As nuvens de chuva se dissiparam e o céu azul se abriu para cerca de 75 membros da Sociedade F. Scott Fitzgerald, que se reuniram em um píer em Long Island, Nova York. O evento, realizado em um domingo recente, foi um cruzeiro de 90 minutos pela Baía de Manhasset, explorando os locais que inspiraram o autor de “O Grande Gatsby”, que completa 100 anos em 2025.
O passeio, intitulado “O Grande Gatsby”, marcou a abertura da conferência anual da sociedade, que ocorrerá em Nova York. Kirk Curnutt, professor de inglês na Universidade Troy, destacou a presença de participantes de diversas partes do mundo, incluindo a professora Sarah Churchwell, autora de um artigo sobre a relevância contemporânea do romance. Curnutt, que ensina “Gatsby” a alunos do ensino fundamental, enfatizou a importância de evitar clichês como “sonho americano” ao discutir a obra.

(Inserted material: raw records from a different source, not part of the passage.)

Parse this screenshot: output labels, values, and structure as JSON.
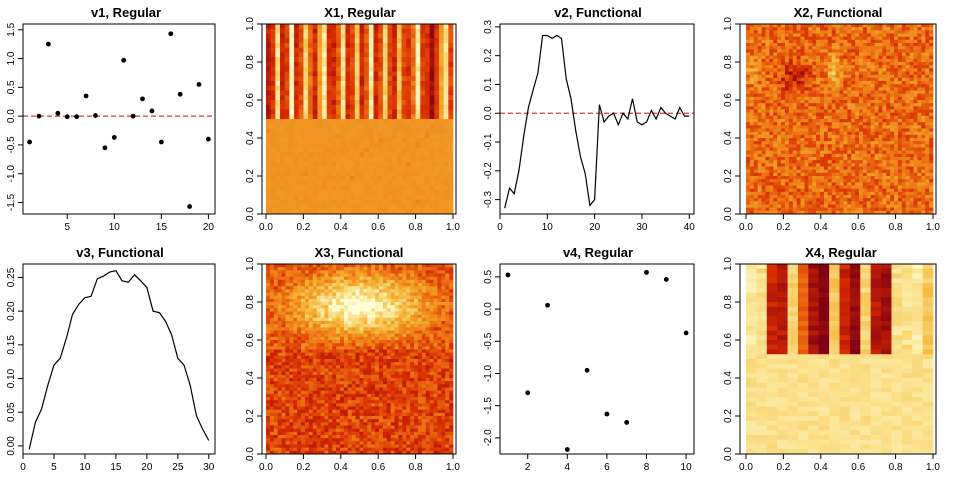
{
  "chart_data": [
    {
      "id": "v1",
      "title": "v1, Regular",
      "type": "scatter",
      "x": [
        1,
        2,
        3,
        4,
        5,
        6,
        7,
        8,
        9,
        10,
        11,
        12,
        13,
        14,
        15,
        16,
        17,
        18,
        19,
        20
      ],
      "y": [
        -0.45,
        0.0,
        1.25,
        0.05,
        -0.01,
        -0.01,
        0.35,
        0.01,
        -0.55,
        -0.37,
        0.97,
        0.0,
        0.3,
        0.09,
        -0.45,
        1.43,
        0.38,
        -1.57,
        0.55,
        -0.4
      ],
      "xlim": [
        0.3,
        20.7
      ],
      "ylim": [
        -1.7,
        1.6
      ],
      "xticks": [
        5,
        10,
        15,
        20
      ],
      "xticklabels": [
        "5",
        "10",
        "15",
        "20"
      ],
      "yticks": [
        -1.5,
        -1.0,
        -0.5,
        0.0,
        0.5,
        1.0,
        1.5
      ],
      "yticklabels": [
        "-1.5",
        "-1.0",
        "-0.5",
        "0.0",
        "0.5",
        "1.0",
        "1.5"
      ],
      "hline": 0.0,
      "hline_color": "#e0363c"
    },
    {
      "id": "X1",
      "title": "X1, Regular",
      "type": "heatmap",
      "xticklabels": [
        "0.0",
        "0.2",
        "0.4",
        "0.6",
        "0.8",
        "1.0"
      ],
      "yticklabels": [
        "0.0",
        "0.2",
        "0.4",
        "0.6",
        "0.8",
        "1.0"
      ],
      "pattern": "bands-top",
      "seed": 11,
      "band_intensity": [
        0.05,
        0.15,
        0.85,
        0.1,
        0.2,
        0.95,
        0.1,
        0.25,
        0.8,
        0.35,
        0.1,
        0.55,
        0.9,
        0.15,
        0.1,
        0.3,
        0.85,
        0.1,
        0.2,
        0.75,
        0.1,
        0.3,
        0.9,
        0.1,
        0.25,
        0.8,
        0.2,
        0.1,
        0.7,
        0.2,
        0.15,
        0.35,
        0.9,
        0.2,
        0.45,
        0.95,
        0.3,
        0.55,
        0.85,
        0.2
      ]
    },
    {
      "id": "v2",
      "title": "v2, Functional",
      "type": "line",
      "x": [
        1,
        2,
        3,
        4,
        5,
        6,
        7,
        8,
        9,
        10,
        11,
        12,
        13,
        14,
        15,
        16,
        17,
        18,
        19,
        20,
        21,
        22,
        23,
        24,
        25,
        26,
        27,
        28,
        29,
        30,
        31,
        32,
        33,
        34,
        35,
        36,
        37,
        38,
        39,
        40
      ],
      "y": [
        -0.33,
        -0.26,
        -0.28,
        -0.2,
        -0.08,
        0.02,
        0.08,
        0.14,
        0.27,
        0.27,
        0.26,
        0.27,
        0.26,
        0.12,
        0.05,
        -0.06,
        -0.15,
        -0.21,
        -0.32,
        -0.3,
        0.03,
        -0.03,
        -0.01,
        0.0,
        -0.04,
        0.0,
        -0.02,
        0.05,
        -0.03,
        -0.04,
        -0.03,
        0.01,
        -0.02,
        0.02,
        0.0,
        -0.01,
        -0.02,
        0.02,
        -0.01,
        -0.01
      ],
      "xlim": [
        0,
        41
      ],
      "ylim": [
        -0.35,
        0.31
      ],
      "xticks": [
        0,
        10,
        20,
        30,
        40
      ],
      "xticklabels": [
        "0",
        "10",
        "20",
        "30",
        "40"
      ],
      "yticks": [
        -0.3,
        -0.2,
        -0.1,
        0.0,
        0.1,
        0.2,
        0.3
      ],
      "yticklabels": [
        "-0.3",
        "-0.2",
        "-0.1",
        "0.0",
        "0.1",
        "0.2",
        "0.3"
      ],
      "hline": 0.0,
      "hline_color": "#e0363c"
    },
    {
      "id": "X2",
      "title": "X2, Functional",
      "type": "heatmap",
      "xticklabels": [
        "0.0",
        "0.2",
        "0.4",
        "0.6",
        "0.8",
        "1.0"
      ],
      "yticklabels": [
        "0.0",
        "0.2",
        "0.4",
        "0.6",
        "0.8",
        "1.0"
      ],
      "pattern": "noise-blobs",
      "seed": 23
    },
    {
      "id": "v3",
      "title": "v3, Functional",
      "type": "line",
      "x": [
        1,
        2,
        3,
        4,
        5,
        6,
        7,
        8,
        9,
        10,
        11,
        12,
        13,
        14,
        15,
        16,
        17,
        18,
        19,
        20,
        21,
        22,
        23,
        24,
        25,
        26,
        27,
        28,
        29,
        30
      ],
      "y": [
        -0.005,
        0.035,
        0.055,
        0.09,
        0.12,
        0.13,
        0.16,
        0.195,
        0.21,
        0.22,
        0.222,
        0.248,
        0.252,
        0.258,
        0.26,
        0.245,
        0.243,
        0.254,
        0.245,
        0.235,
        0.2,
        0.198,
        0.185,
        0.165,
        0.13,
        0.12,
        0.09,
        0.045,
        0.025,
        0.008
      ],
      "xlim": [
        0,
        31
      ],
      "ylim": [
        -0.012,
        0.27
      ],
      "xticks": [
        0,
        5,
        10,
        15,
        20,
        25,
        30
      ],
      "xticklabels": [
        "0",
        "5",
        "10",
        "15",
        "20",
        "25",
        "30"
      ],
      "yticks": [
        0.0,
        0.05,
        0.1,
        0.15,
        0.2,
        0.25
      ],
      "yticklabels": [
        "0.00",
        "0.05",
        "0.10",
        "0.15",
        "0.20",
        "0.25"
      ]
    },
    {
      "id": "X3",
      "title": "X3, Functional",
      "type": "heatmap",
      "xticklabels": [
        "0.0",
        "0.2",
        "0.4",
        "0.6",
        "0.8",
        "1.0"
      ],
      "yticklabels": [
        "0.0",
        "0.2",
        "0.4",
        "0.6",
        "0.8",
        "1.0"
      ],
      "pattern": "noise-oval",
      "seed": 37
    },
    {
      "id": "v4",
      "title": "v4, Regular",
      "type": "scatter",
      "x": [
        1,
        2,
        3,
        4,
        5,
        6,
        7,
        8,
        9,
        10
      ],
      "y": [
        0.53,
        -1.3,
        0.06,
        -2.18,
        -0.95,
        -1.63,
        -1.76,
        0.57,
        0.46,
        -0.37
      ],
      "xlim": [
        0.6,
        10.4
      ],
      "ylim": [
        -2.25,
        0.7
      ],
      "xticks": [
        2,
        4,
        6,
        8,
        10
      ],
      "xticklabels": [
        "2",
        "4",
        "6",
        "8",
        "10"
      ],
      "yticks": [
        -2.0,
        -1.5,
        -1.0,
        -0.5,
        0.0,
        0.5
      ],
      "yticklabels": [
        "-2.0",
        "-1.5",
        "-1.0",
        "-0.5",
        "0.0",
        "0.5"
      ]
    },
    {
      "id": "X4",
      "title": "X4, Regular",
      "type": "heatmap",
      "xticklabels": [
        "0.0",
        "0.2",
        "0.4",
        "0.6",
        "0.8",
        "1.0"
      ],
      "yticklabels": [
        "0.0",
        "0.2",
        "0.4",
        "0.6",
        "0.8",
        "1.0"
      ],
      "pattern": "blocks-top",
      "seed": 41,
      "block_intensity": [
        0.05,
        0.1,
        0.8,
        0.85,
        0.15,
        0.6,
        0.9,
        1.0,
        0.2,
        0.8,
        0.95,
        0.15,
        0.85,
        0.9,
        0.1,
        0.1,
        0.05,
        0.2
      ]
    }
  ]
}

Entre os participantes, Steff Keim, advogada do Bronx, se destacou ao se vestir como Daisy Buchanan, uma das personagens centrais do romance. Ela comentou sobre sua preferência por roupas vintage, refletindo a moda dos anos 1920. Outro membro, Matt Quinn, do Corpo de Bombeiros de Nova York, expressou seu fascínio pelo Vale das Cinzas, uma área mencionada no livro, e ressaltou a importância de se conectar com outros apreciadores da obra.
O Cruzeiro e a História
O guia turístico Kevin C. Fitzpatrick anunciou que o barco estava pronto para partir, fazendo uma referência ao personagem Meyer Wolfsheim. Fitzpatrick, que assumiu a liderança do passeio em 2008, já teve a presença do diretor Baz Luhrmann, que buscava locações para sua adaptação cinematográfica de “Gatsby”. O cruzeiro partiu de Port Washington, passando por mansões históricas que refletem a opulência da época em que Fitzgerald viveu na região.
Durante o passeio, Fitzpatrick destacou a imutabilidade do cenário, afirmando que “as vistas, a topografia e a água não mudaram em cem anos”. O grupo passou por propriedades que, embora modernizadas, ainda preservam a essência da Era do Jazz. O passeio não apenas celebrou a obra de Fitzgerald, mas também proporcionou uma experiência única de conexão com a história e a literatura americana.